Fischer Eckhart Panz mit einem „Turbinen-Aal“, wie er das Exemplar mit gebrochenem Rückgrat nennt.
Fischer Eckhart Panz mit einem „Turbinen-Aal“, wie er das Exemplar mit gebrochenem Rückgrat nennt. Foto: Timo Jann
 

Die Familie Panz aus Hohnstorf fischt seit mehr als 300 Jahren in der Elbe. „Ich bin froh, dass ich noch Ferienwohnungen vermiete. Vom Fischen allein könnte ich heute nicht mehr leben“, berichtet Panz. Manchmal holt er am Tag nur eine Hand voll Fische, darunter neben Aalen auch Zander und Welse, aus seinen Reusen. „Wenn Sturmflut war und das Wasser am Stauwehr bergauf gelaufen ist, dann ist der Fang immer am besten“, sagt der Fischer. Für ihn ein deutliches Zeichen, dass zwar Fische die Aufstiegsanlage am Stauwehr überwinden, aber wohl längst nicht so viele, wie sich unterhalb des Wehres tummeln. Durch Sturmflut würden sie an der Aufstiegshilfe vorbei in den Oberlauf der Elbe gelangen, meint Panz.

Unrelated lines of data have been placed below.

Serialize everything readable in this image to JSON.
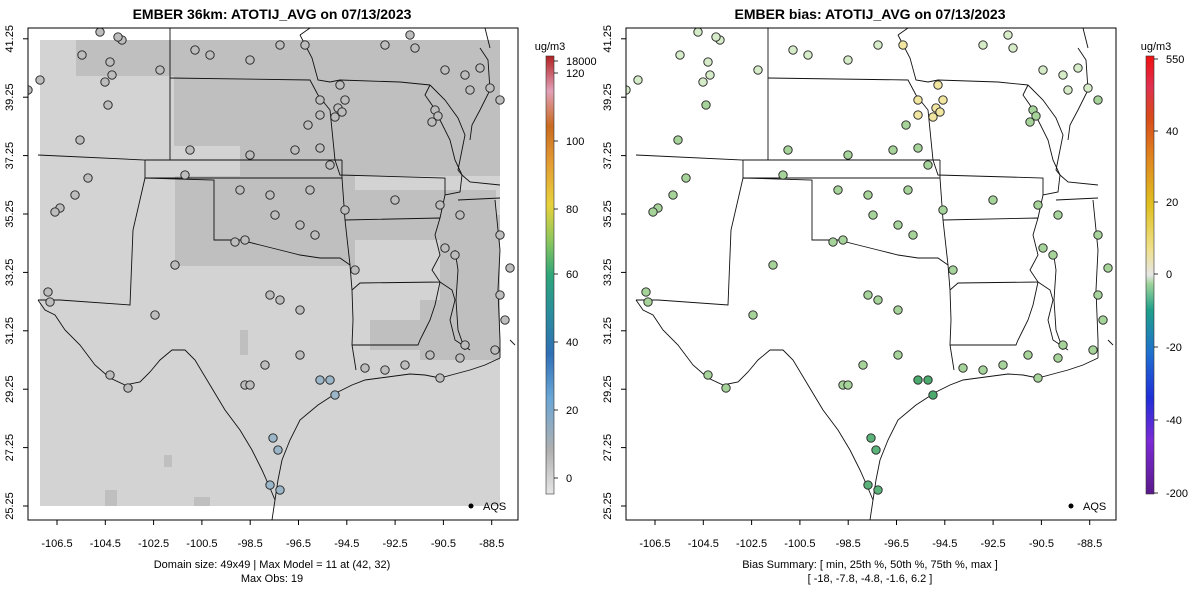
{
  "left_panel": {
    "title": "EMBER 36km: ATOTIJ_AVG on 07/13/2023",
    "colorbar_unit": "ug/m3",
    "colorbar_labels": [
      "18000",
      "120",
      "100",
      "80",
      "60",
      "40",
      "20",
      "0"
    ],
    "legend_label": "AQS",
    "caption_line1": "Domain size: 49x49 | Max Model = 11 at (42, 32)",
    "caption_line2": "Max Obs: 19",
    "colors": {
      "background": "#d3d3d3",
      "cells": "#bdbdbd",
      "points": "#bdbdbd"
    }
  },
  "right_panel": {
    "title": "EMBER bias: ATOTIJ_AVG on 07/13/2023",
    "colorbar_unit": "ug/m3",
    "colorbar_labels": [
      "550",
      "40",
      "20",
      "0",
      "-20",
      "-40",
      "-200"
    ],
    "legend_label": "AQS",
    "caption_line1": "Bias Summary: [ min, 25th %, 50th %, 75th %, max ]",
    "caption_line2": "[ -18,   -7.8,   -4.8,   -1.6,   6.2 ]",
    "colors": {
      "points": "#a6d39a",
      "points_strong": "#5bb37a",
      "points_positive": "#f0e6a0"
    }
  },
  "chart_data": {
    "type": "map",
    "x_ticks": [
      "-106.5",
      "-104.5",
      "-102.5",
      "-100.5",
      "-98.5",
      "-96.5",
      "-94.5",
      "-92.5",
      "-90.5",
      "-88.5"
    ],
    "y_ticks": [
      "25.25",
      "27.25",
      "29.25",
      "31.25",
      "33.25",
      "35.25",
      "37.25",
      "39.25",
      "41.25"
    ],
    "xlim": [
      -107.3,
      -87.9
    ],
    "ylim": [
      25.0,
      41.6
    ],
    "bias_summary": {
      "min": -18,
      "p25": -7.8,
      "p50": -4.8,
      "p75": -1.6,
      "max": 6.2
    },
    "domain_size": "49x49",
    "max_model": 11,
    "max_model_cell": [
      42,
      32
    ],
    "max_obs": 19
  }
}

„Unsere Fischtreppe ist international anerkannt“, entgegnet Vattenfall-Sprecherin Barbara Meyer-Bukow. Die im Rahmen des von Biologen begleiteten Monitorings bereits registrierten zwei Millionen Tiere von 50 Arten – darunter auch seltene Exemplare – zeigen eindeutig, dass das Bauwerk funktioniere, so Barbara Meyer-Bukow. „Die Fischtreppe ist ein großer Erfolg“, sagt sie. Für die ausstehenden weiteren Verfahren um den Betrieb von Moorburg sei auch das Monitoring weiterhin nötig, heißt es.

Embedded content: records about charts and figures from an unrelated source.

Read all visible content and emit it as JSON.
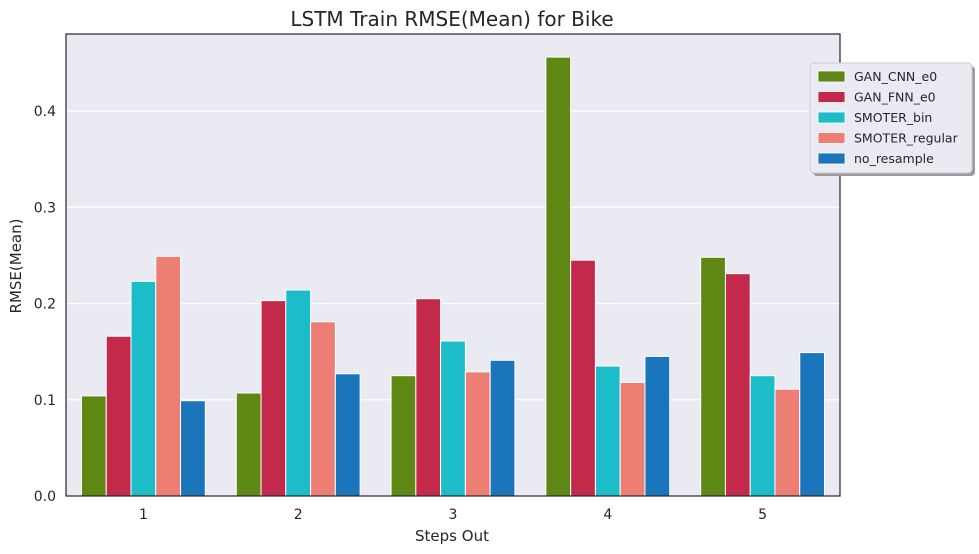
{
  "chart_data": {
    "type": "bar",
    "title": "LSTM Train RMSE(Mean) for Bike",
    "xlabel": "Steps Out",
    "ylabel": "RMSE(Mean)",
    "categories": [
      "1",
      "2",
      "3",
      "4",
      "5"
    ],
    "ylim": [
      0,
      0.48
    ],
    "yticks": [
      0.0,
      0.1,
      0.2,
      0.3,
      0.4
    ],
    "ytick_labels": [
      "0.0",
      "0.1",
      "0.2",
      "0.3",
      "0.4"
    ],
    "grid": true,
    "legend_position": "top-right",
    "series": [
      {
        "name": "GAN_CNN_e0",
        "color": "#5f8714",
        "values": [
          0.104,
          0.107,
          0.125,
          0.456,
          0.248
        ]
      },
      {
        "name": "GAN_FNN_e0",
        "color": "#c3294b",
        "values": [
          0.166,
          0.203,
          0.205,
          0.245,
          0.231
        ]
      },
      {
        "name": "SMOTER_bin",
        "color": "#1cbcc9",
        "values": [
          0.223,
          0.214,
          0.161,
          0.135,
          0.125
        ]
      },
      {
        "name": "SMOTER_regular",
        "color": "#ec7e74",
        "values": [
          0.249,
          0.181,
          0.129,
          0.118,
          0.111
        ]
      },
      {
        "name": "no_resample",
        "color": "#1a75bb",
        "values": [
          0.099,
          0.127,
          0.141,
          0.145,
          0.149
        ]
      }
    ]
  }
}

Unbeeindruckt von Kraftwerk und Fischtreppe tummeln sich immer mehr aus Asien über Ballastwasser von Containerfrachtern eingeschleppte Wollhandkrabben in der Elbe. „Die vermarkte ich zwar auch, aber das ist, als würde der Gemüsehändler Schnecken statt Gurken verkaufen“, erklärt Panz. Immerhin werden die Wollhandkrabben von Asiaten in ganz Europa geordert.